Why is the chain rule stated as $\partial [f\circ g]=\partial[f(g(x))]\circ \partial[g(x)] $

111 Views Asked by At

If $\partial [f\circ g]=\partial[f(g(x))]\circ \partial[g(x)] $ then with the example $f=x^3$ and $g=\sin(x)$ then $$ f\circ g=\sin^3x $$

using the stated chain rule $$ \partial [f\circ g]=[3x^2\circ \sin(x)]\circ \cos(x) $$ which gives the wrong answer $$ 3\sin^2(x)\circ\cos(x) =3\sin^2(\cos(x)) $$ I have attached where the theorem is stated Chain Rule.
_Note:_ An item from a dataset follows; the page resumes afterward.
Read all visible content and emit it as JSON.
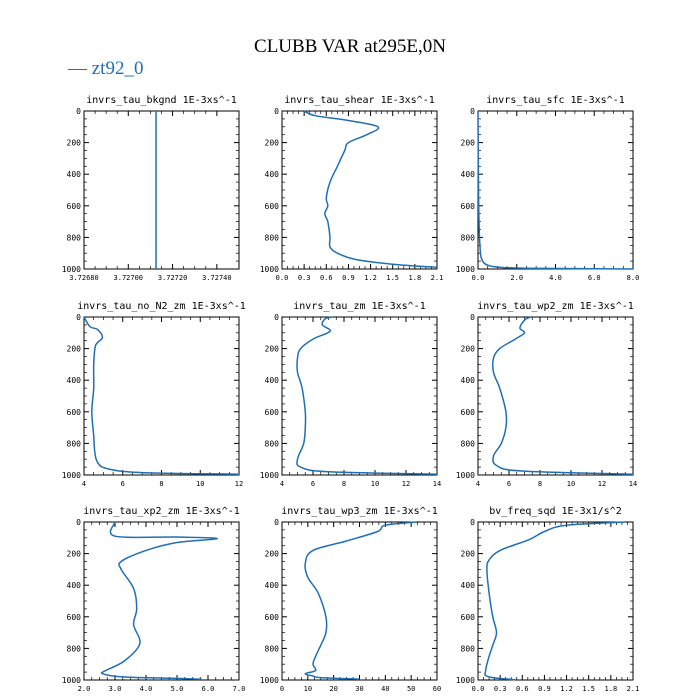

In fact, there is an example when three functions are used Example

4

There are 4 best solutions below

1
On BEST ANSWER

The problem here stems from the fact that the total derivative in multivariable calculus usually has a slightly different definition than the derivative in ordinary one variable calculus. In particular, if we have a function $f:\mathbb{R}\supset\kern-0.7mm\to\mathbb{R}$, then derivative of $f$ at the point $x\in\mathbb{R}$ is the real number $f'(x)\in\mathbb{R}$. In multivariable calculus, however, this does not really work, and so instead we take the derivative to be either a matrix or a linear map (both formulations are equivalent). In the treatment you have, it seems the linear map approach is taken, and so in particular if we have a function $g:\mathbb{R}^n\supset\kern-0.7mm\to\mathbb{R}^m$, then the derivative of $g$ at the point $x\in\mathbb{R}^n$ is the linear map $Dg(x):\mathbb{R}^n\to\mathbb{R}^m$.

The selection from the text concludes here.